Nuclear power and cross-disciplinarity
Here’s an excerpt from the book Why Nuclear Power Has Been A Flop by Jack Devaney:
When we tried to make the argument for balanced limits to a group of Indonesian nuclear regulators, one member of the group had the honesty to stand up and say ‘I don't care what the problems with coal are. I'm a nuclear regulator. My job is to make nuclear as safe as possible.’ And under the instructions and incentives that he has been given, he's right. Unless these instructions and incentives are changed, horribly unbalanced regulation will continue to be the norm.
This crystalized an insight for me about the importance of thinking at a system level, and cross-disciplinarity.
If your job incentivizes you to focus on a certain domain (in this case, safety of nuclear energy), then you will focus on doing that thing.
You will not focus on how, in the big picture, to achieve the theoretical goal of your work (in this case, safe and reliable electricity production).

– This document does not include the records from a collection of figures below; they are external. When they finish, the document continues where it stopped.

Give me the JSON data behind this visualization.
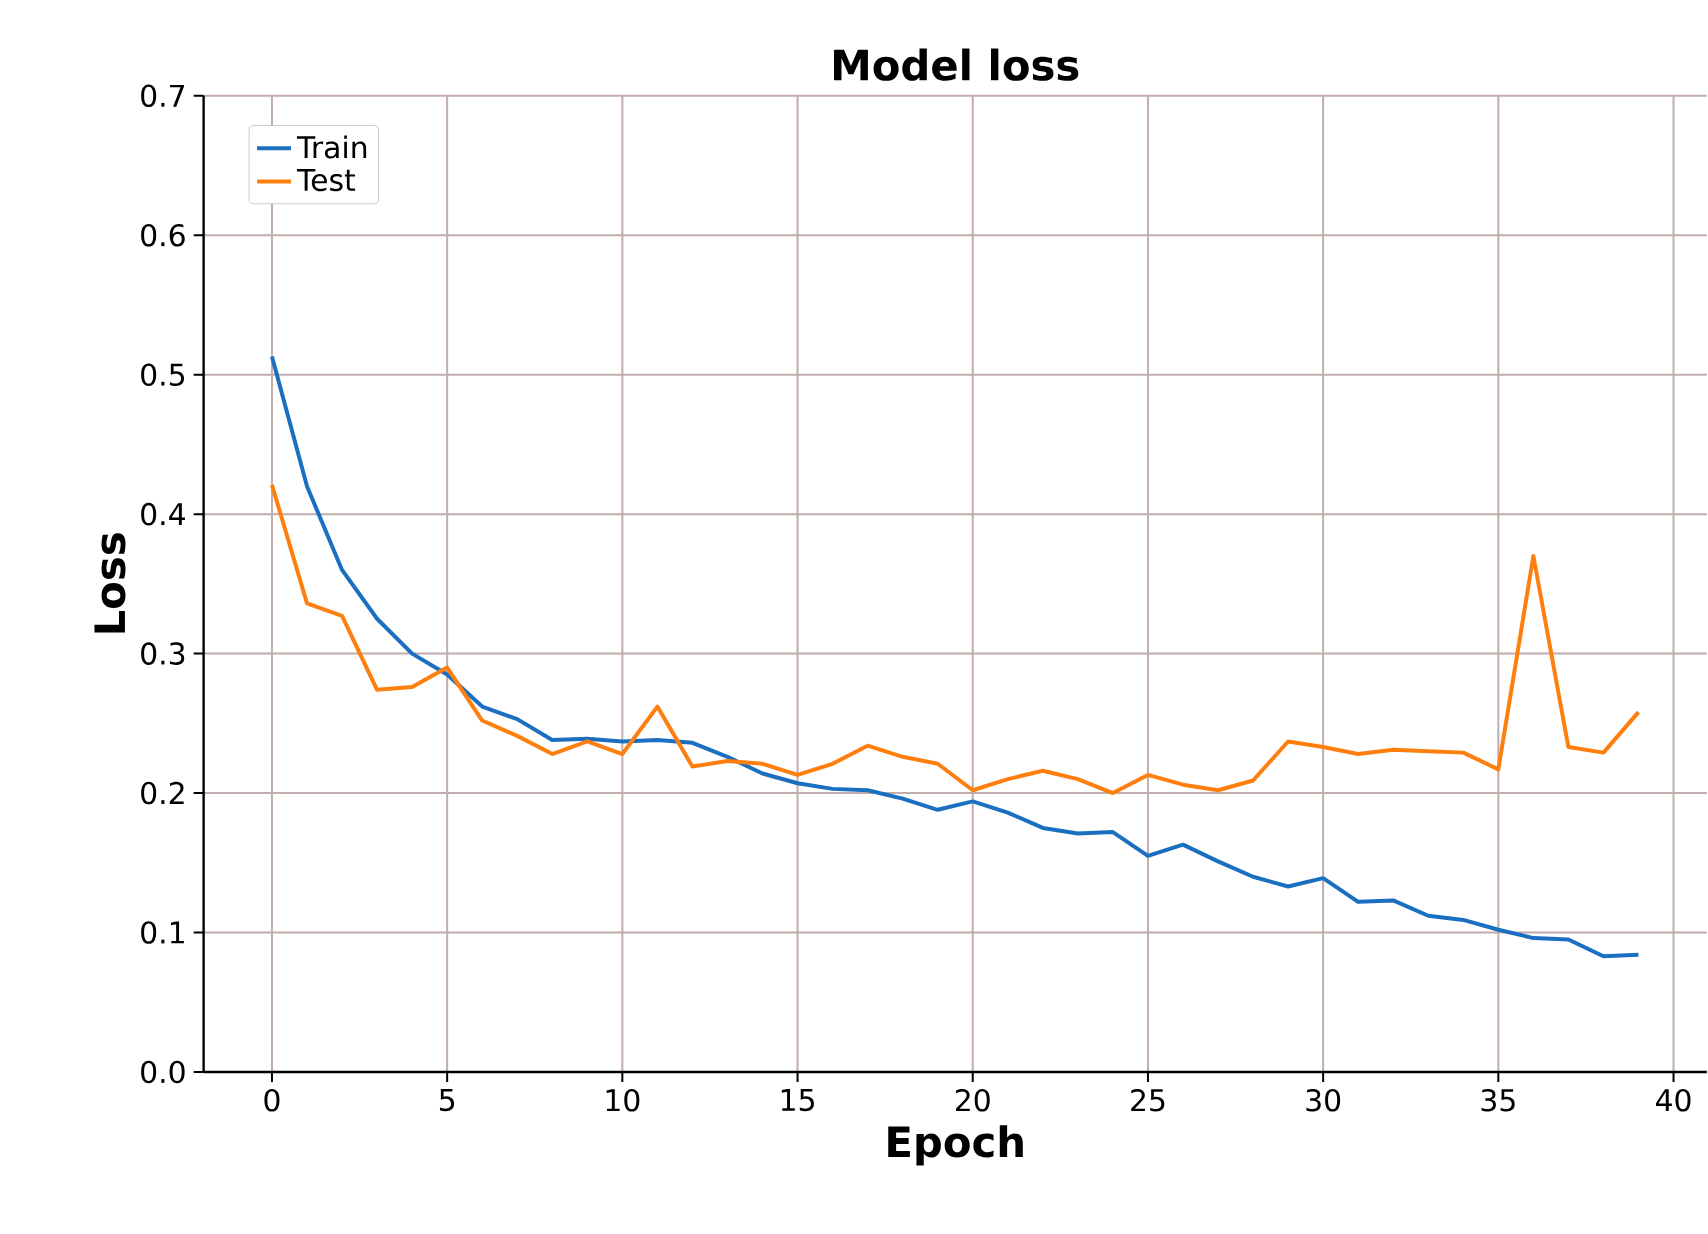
{
  "chart_data": {
    "type": "line",
    "title": "Model loss",
    "xlabel": "Epoch",
    "ylabel": "Loss",
    "x": [
      0,
      1,
      2,
      3,
      4,
      5,
      6,
      7,
      8,
      9,
      10,
      11,
      12,
      13,
      14,
      15,
      16,
      17,
      18,
      19,
      20,
      21,
      22,
      23,
      24,
      25,
      26,
      27,
      28,
      29,
      30,
      31,
      32,
      33,
      34,
      35,
      36,
      37,
      38,
      39
    ],
    "series": [
      {
        "name": "Train",
        "color": "#1a6fc0",
        "values": [
          0.513,
          0.42,
          0.36,
          0.325,
          0.3,
          0.285,
          0.262,
          0.253,
          0.238,
          0.239,
          0.237,
          0.238,
          0.236,
          0.226,
          0.214,
          0.207,
          0.203,
          0.202,
          0.196,
          0.188,
          0.194,
          0.186,
          0.175,
          0.171,
          0.172,
          0.155,
          0.163,
          0.151,
          0.14,
          0.133,
          0.139,
          0.122,
          0.123,
          0.112,
          0.109,
          0.102,
          0.096,
          0.095,
          0.083,
          0.084
        ]
      },
      {
        "name": "Test",
        "color": "#ff7f0e",
        "values": [
          0.421,
          0.336,
          0.327,
          0.274,
          0.276,
          0.29,
          0.252,
          0.241,
          0.228,
          0.237,
          0.228,
          0.262,
          0.219,
          0.223,
          0.221,
          0.213,
          0.221,
          0.234,
          0.226,
          0.221,
          0.202,
          0.21,
          0.216,
          0.21,
          0.2,
          0.213,
          0.206,
          0.202,
          0.209,
          0.237,
          0.233,
          0.228,
          0.231,
          0.23,
          0.229,
          0.217,
          0.37,
          0.233,
          0.229,
          0.258
        ]
      }
    ],
    "xlim": [
      -1.95,
      40.95
    ],
    "ylim": [
      0,
      0.7
    ],
    "xticks": [
      0,
      5,
      10,
      15,
      20,
      25,
      30,
      35,
      40
    ],
    "yticks": [
      {
        "value": 0,
        "label": "0.0"
      },
      0.1,
      0.2,
      0.3,
      0.4,
      0.5,
      0.6,
      0.7
    ],
    "grid": true,
    "legend": "top left",
    "marker": "none",
    "line_style": "solid"
  }
}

But your work and theoretical goal are closely connected to work in other domains (in this case, making it difficult to build nuclear plants makes it relatively easier to build coal plants, which kills people)
Unless someone is explicitly given the job of making trade-offs across domains, nobody will spend much time on it and we will not make the right trade-offs to achieve our goals (they also of course need the authority to ensure their evaluations enact change)
Here’s a running list of examples of where this sort of cross-domain thinking is missing. I’ll add more as I come across them. Let me know if you have additions!
Energy regulation: tradeoffs between nuclear, coal, solar, etc.
Pandemic response: Spending resources procuring vaccines vs. enforcing costly lockdowns
Carbon emissions (management consulting): In management consulting, tradeoffs between doing projects helping oil companies extract oil more efficiently, and spending money on carbon offsets
We can debate what the right tradeoff is on all these issues. But my point is that it doesn’t even seem like anyone in a position of power is responsible for thinking at a system level about how actions in one area affect the other.
Who is responsible and has the authority for making these trade-offs across different highly technical domains of knowledge and expertise? Who is John Galt?